Comment Agents are good at finding bugs, not writing code (Score 1) 32
I've had no success getting Agents to help write code for SQLite. All the code I've asked Claude to write for me is slop that didn't work or worked poorly and never got committed. On the flip side, I do ask Claude to review the code that I write prior to committing, and it is good at that, often finding serious oversights that I had missed.
This observation, that agents are good at code review but bad at writing original code, seems to carry through into AI-generated bug reports coming into SQLite from third parties. The bug reports are generally good, but the suggested fixes not so much.

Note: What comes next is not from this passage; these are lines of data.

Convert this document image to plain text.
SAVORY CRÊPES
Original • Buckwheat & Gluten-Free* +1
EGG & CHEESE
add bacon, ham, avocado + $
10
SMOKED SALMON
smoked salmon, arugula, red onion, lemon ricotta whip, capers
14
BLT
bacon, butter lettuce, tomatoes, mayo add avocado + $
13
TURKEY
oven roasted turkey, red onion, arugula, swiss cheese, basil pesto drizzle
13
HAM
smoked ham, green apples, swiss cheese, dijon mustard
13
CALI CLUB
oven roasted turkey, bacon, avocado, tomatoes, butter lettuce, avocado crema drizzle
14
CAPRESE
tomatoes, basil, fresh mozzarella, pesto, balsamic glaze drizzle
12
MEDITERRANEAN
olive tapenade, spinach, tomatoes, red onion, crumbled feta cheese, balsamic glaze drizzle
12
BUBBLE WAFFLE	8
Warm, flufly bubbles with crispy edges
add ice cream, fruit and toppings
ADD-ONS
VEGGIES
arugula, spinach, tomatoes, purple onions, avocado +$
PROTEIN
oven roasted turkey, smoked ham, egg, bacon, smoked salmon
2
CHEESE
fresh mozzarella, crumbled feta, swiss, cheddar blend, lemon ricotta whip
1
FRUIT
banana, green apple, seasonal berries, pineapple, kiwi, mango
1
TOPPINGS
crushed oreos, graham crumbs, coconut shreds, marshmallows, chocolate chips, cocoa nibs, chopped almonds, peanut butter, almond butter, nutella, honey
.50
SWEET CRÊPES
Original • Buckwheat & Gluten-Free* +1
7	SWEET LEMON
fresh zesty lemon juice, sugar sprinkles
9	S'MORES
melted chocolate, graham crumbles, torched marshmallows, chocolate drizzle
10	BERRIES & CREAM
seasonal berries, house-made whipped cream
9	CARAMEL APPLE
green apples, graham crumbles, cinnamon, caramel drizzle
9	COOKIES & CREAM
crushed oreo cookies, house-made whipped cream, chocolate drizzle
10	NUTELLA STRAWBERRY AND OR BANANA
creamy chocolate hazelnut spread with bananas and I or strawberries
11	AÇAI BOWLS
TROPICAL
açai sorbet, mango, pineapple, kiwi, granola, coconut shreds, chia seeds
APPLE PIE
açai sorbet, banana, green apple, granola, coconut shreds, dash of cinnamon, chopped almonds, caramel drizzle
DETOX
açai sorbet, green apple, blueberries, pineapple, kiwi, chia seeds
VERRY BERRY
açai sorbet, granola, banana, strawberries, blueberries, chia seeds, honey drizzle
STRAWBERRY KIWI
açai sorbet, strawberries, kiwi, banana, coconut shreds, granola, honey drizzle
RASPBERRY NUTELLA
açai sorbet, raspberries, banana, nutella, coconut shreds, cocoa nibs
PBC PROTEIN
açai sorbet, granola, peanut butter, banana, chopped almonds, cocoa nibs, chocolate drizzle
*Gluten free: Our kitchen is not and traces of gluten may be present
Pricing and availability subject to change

One report from about a month ago illustrates this. The median() aggregate function in SQLite is implemented by collecting the input values into an array of doubles, using quicksort to put them in order, and return the one in the middle. The bug report showed a carefully devised sequence of 1 million inputs that caused pathological O(N*N) behavior in the quicksort algorithm, which caused recursion to go too deep and blow out the CPU stack. The AI's suggested fix: Add a depth parameter to the quicksort algorithm and fail over to a slower sorting algorithm if the recursion goes too deep. The correct solution (originally recognized in the 1975 by Robert Sedgewick, but unknown to me before this issue arose) was to only call quicksort recursively on the smaller of the two partitions, and sort the larger partition using a loop (tail recursion). If recursion only occurs on a partition that is half the size of the original or smaller, recursion depth is limited to LogN. That turned out to be trivial to implement, and is faster and uses less code than the AI-suggested approach. Furthermore, after seeing Sedgewick's tail recursion idea, Dan Kennedy recognized that we don't actually need to sort both partitions at each step of the algorithm, but only the partition that contains the median. Dan's observation more than doubled performance. Hence by ignoring the AI's suggested fix, we more than doubled the performance of the median() function in SQLite.
Before you ask: The median() function did originally use the standard library qsort(), but I changed that into a hand-coded quicksort some time ago because the hand-written variant did not require a callback for each comparison, and was thus way faster.